Cairo, May 25 (efe-epa).- After unearthing 3,000-year-old tombs, archaeologists from the University of Barcelona’s Egypt mission in Oxyrhynchus have tapped into an enthralling world of ancient gems.

Oxyrhynchus, located nearly 200 km southern Cairo, has been repeatedly looted by treasure hunters since it was discovered over two centuries ago.

It became famous when English Egyptologists Bernard Grenfell and Arthur Hunt discovered 100,000 papyrus scrolls in the early 20th century.

Fascinating discoveries have been made in the city since, such as a tomb belonging to the Saite Dynasty (664 B.C. to 525 B.C.) with 11 chambers and a funerary trousseau of more than 800 pieces.

Esther Pons co-head of the 13 to 15-member mission financed by the Spanish ministry of culture highlights the most recent discovery, announced by the Egyptian authorities a week ago:

“This year, we have found eight tombs, all built with white limestone blocks.

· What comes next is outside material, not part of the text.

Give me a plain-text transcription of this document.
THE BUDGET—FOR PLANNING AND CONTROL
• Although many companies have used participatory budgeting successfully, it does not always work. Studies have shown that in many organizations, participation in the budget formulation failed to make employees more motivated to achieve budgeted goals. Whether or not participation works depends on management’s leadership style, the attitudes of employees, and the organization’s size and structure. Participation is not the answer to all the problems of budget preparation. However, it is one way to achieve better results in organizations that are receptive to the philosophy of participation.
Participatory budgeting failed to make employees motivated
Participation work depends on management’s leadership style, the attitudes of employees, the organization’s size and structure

Six of these tombs are from the Saite-Persian period, that is, from 664 BC until 330 BC, which is the time when Alexander the Great enters Egypt and a major change occurs at all levels.”

Six one-chamber tombs differ from those discovered until now at the site, with flat or sloping instead of vaulted ceilings, and a different type of burial, without a sarcophagus.

It is a unique discovery in Oxyrhynchus that reflects a change at the end of the Late Period of ancient Egypt.

The other two tombs recently discovered belong to the following era, the Ptolemaic dynasty or the Greco-Roman period.